Emerging Role of ERBB2 in Targeted Therapy for Metastatic Colorectal Cancer: Signaling Pathways to Therapeutic Strategies

SIMPLE SUMMARY: Colorectal cancer (CRC) is the third most commonly diagnosed malignancy and the second most common cause of cancer-related mortality worldwide. Currently available targeted therapies for metastatic CRC mainly target vascular endothelial growth factor and epidermal growth factor receptor in RAS wild-type tumors. Although Erb-B2 receptor tyrosine kinase 2 (ERBB2/human epidermal growth factor receptor 2) plays a significant therapeutic role in breast and gastric cancers, there are no licensed ERBB2-targeted therapies for metastatic CRC. This review aims to outline the molecular biology of ERBB2-positive metastatic CRC and potential targeted therapeutic strategies.

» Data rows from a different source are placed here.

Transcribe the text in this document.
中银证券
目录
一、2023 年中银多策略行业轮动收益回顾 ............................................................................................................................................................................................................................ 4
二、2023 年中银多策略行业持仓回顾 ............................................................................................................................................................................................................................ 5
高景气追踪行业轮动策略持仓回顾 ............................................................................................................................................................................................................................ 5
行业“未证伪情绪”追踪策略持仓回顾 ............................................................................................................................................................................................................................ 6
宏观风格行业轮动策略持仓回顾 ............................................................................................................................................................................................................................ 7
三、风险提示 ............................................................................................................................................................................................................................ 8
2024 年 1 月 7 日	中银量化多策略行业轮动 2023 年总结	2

ABSTRACT: Despite recent improvements in the comprehensive therapy of malignancy, metastatic colorectal cancer (mCRC) continues to have a poor prognosis. Notably, 5% of mCRC cases harbor Erb-B2 receptor tyrosine kinase 2 (ERBB2) alterations. ERBB2, commonly referred to as human epidermal growth factor receptor 2, is a member of the human epidermal growth factor receptor family of protein tyrosine kinases. In addition to being a recognized therapeutic target in the treatment of gastric and breast malignancies, it is considered crucial in the management of CRC. In this review, we describe the molecular biology of ERBB2 from the perspective of biomarkers for mCRC-targeted therapy, including receptor structures, signaling pathways, gene alterations, and their detection methods. We also discuss the relationship between ERBB2 aberrations and the underlying mechanisms of resistance to anti-EGFR therapy and immunotherapy tolerance in these patients with a focus on novel targeted therapeutics and ongoing clinical trials. This may aid the development of a new standard of care in patients with ERBB2-positive mCRC.